米テュレーン大学とハーバード大学の研究チームは、コーヒーを飲む時間帯によって健康効果が異なることを明らかにした論文「Coffee drinking timing and mortality in US adults」を医学誌「European Heart Journal」で発表した。この研究は、米国全国健康栄養調査(NHANES)に参加した4万725人の成人を対象に、コーヒー摂取のタイミングを分析したものだ。
午前中にコーヒーを飲む人は死亡リスクが有意に低下
研究チームは、参加者のコーヒー摂取パターンを、午前中(午前4時から午前11時59分)に飲む「朝型」、朝・昼・晩と分散して飲む「終日型」、そしてコーヒーを飲まないグループに分類した。その結果、全体の約36%が朝型、14%が終日型に分類され、残りの約半数はコーヒーを飲まないグループだった。
参加者の健康状態を約10年間追跡したところ、朝型の人はコーヒーを全く飲まない人と比べて、全死亡リスクが16%低く、心臓病や脳卒中などの心血管疾患による死亡リスクは31%も低いことがわかった。一方、終日型のグループでは、これらの死亡リスクの有意な低下は確認されなかった。
カフェイン量や食事内容を調整しても結果は変わらず
この結果は、カフェイン摂取量やカフェイン入り飲料の摂取量をさらに調整しても変わらなかった。つまり、コーヒーの健康効果は単に摂取量だけでなく、飲むタイミングが重要であることを示唆している。
さらに、コーヒーの摂取量と健康効果の関係も、飲むタイミングに左右されることがわかった。朝型のグループでは、飲む量が多いほど死亡リスクが低下する傾向が見られた(最もリスクが低かったのは1日2~3杯程度)。一方、終日型のグループでは、いくら量を増やしても死亡リスクの低下にはつながらなかった。
なぜ時間帯で差が生じるのか?研究チームは2つの仮説を提示
研究チームは、なぜ飲む時間帯によってこれほどの差が生じるのかについて、2つの仮説を立てている。1つ目は、午後や夜間のコーヒー摂取が体内時計(概日リズム)を乱すという仮説だ。
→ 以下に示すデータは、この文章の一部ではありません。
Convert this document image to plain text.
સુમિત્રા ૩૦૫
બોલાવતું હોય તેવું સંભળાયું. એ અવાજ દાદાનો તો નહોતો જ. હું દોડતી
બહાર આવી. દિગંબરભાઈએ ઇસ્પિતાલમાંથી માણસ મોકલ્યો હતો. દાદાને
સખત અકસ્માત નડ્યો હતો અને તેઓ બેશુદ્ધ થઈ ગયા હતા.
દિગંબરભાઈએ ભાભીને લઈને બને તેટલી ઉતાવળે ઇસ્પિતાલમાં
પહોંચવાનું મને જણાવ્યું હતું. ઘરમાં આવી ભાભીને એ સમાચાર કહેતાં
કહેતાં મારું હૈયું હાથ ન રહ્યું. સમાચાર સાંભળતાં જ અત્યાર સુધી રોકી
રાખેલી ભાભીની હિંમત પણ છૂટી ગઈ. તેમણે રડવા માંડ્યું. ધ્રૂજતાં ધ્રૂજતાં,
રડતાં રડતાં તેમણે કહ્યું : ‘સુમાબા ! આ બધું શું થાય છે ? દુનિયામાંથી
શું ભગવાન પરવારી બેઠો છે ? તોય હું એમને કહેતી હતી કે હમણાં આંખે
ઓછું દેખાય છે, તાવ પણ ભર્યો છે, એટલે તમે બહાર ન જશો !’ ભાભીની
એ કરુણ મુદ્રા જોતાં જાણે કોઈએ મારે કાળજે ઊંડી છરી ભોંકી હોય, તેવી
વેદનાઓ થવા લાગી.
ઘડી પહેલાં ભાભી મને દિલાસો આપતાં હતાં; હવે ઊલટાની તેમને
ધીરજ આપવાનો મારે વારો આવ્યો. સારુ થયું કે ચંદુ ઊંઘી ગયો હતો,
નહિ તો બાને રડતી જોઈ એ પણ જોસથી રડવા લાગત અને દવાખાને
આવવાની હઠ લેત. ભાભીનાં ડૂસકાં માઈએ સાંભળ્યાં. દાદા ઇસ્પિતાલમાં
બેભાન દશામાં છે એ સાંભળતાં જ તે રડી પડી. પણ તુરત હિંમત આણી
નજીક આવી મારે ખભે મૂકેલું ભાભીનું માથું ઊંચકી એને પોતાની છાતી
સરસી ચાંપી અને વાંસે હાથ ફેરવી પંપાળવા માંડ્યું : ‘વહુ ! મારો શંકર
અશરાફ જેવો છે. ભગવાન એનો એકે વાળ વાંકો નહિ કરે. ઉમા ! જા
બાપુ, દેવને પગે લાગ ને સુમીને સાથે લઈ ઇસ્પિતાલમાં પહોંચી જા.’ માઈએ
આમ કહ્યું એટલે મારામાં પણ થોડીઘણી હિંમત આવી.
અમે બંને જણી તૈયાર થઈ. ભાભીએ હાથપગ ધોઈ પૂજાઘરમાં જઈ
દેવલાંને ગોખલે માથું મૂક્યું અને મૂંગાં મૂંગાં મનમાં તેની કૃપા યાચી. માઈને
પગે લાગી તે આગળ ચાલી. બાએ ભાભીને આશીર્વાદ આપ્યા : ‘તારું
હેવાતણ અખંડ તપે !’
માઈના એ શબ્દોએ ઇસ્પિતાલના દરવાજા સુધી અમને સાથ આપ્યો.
遅い時間にカフェインをとると、睡眠を促すホルモンであるメラトニンの分泌が抑制され、結果として血圧や体内の酸化ストレスに悪影響を及ぼす可能性がある。
2つ目は、コーヒーの持つ抗炎症作用と生体リズムの相性である。人間の体は、朝のタイミングで体内の炎症マーカーが高くなるリズムを持っている。そのため、この時間帯に合わせてコーヒーの成分を取り入れることが、炎症を抑える上で理にかなっているのではないかと考えられている。
研究チームは「今回の研究は、コーヒー摂取のタイミングが健康に重要な影響を与える可能性を示している。今後の研究で、これらのメカニズムをさらに解明する必要がある」と述べている。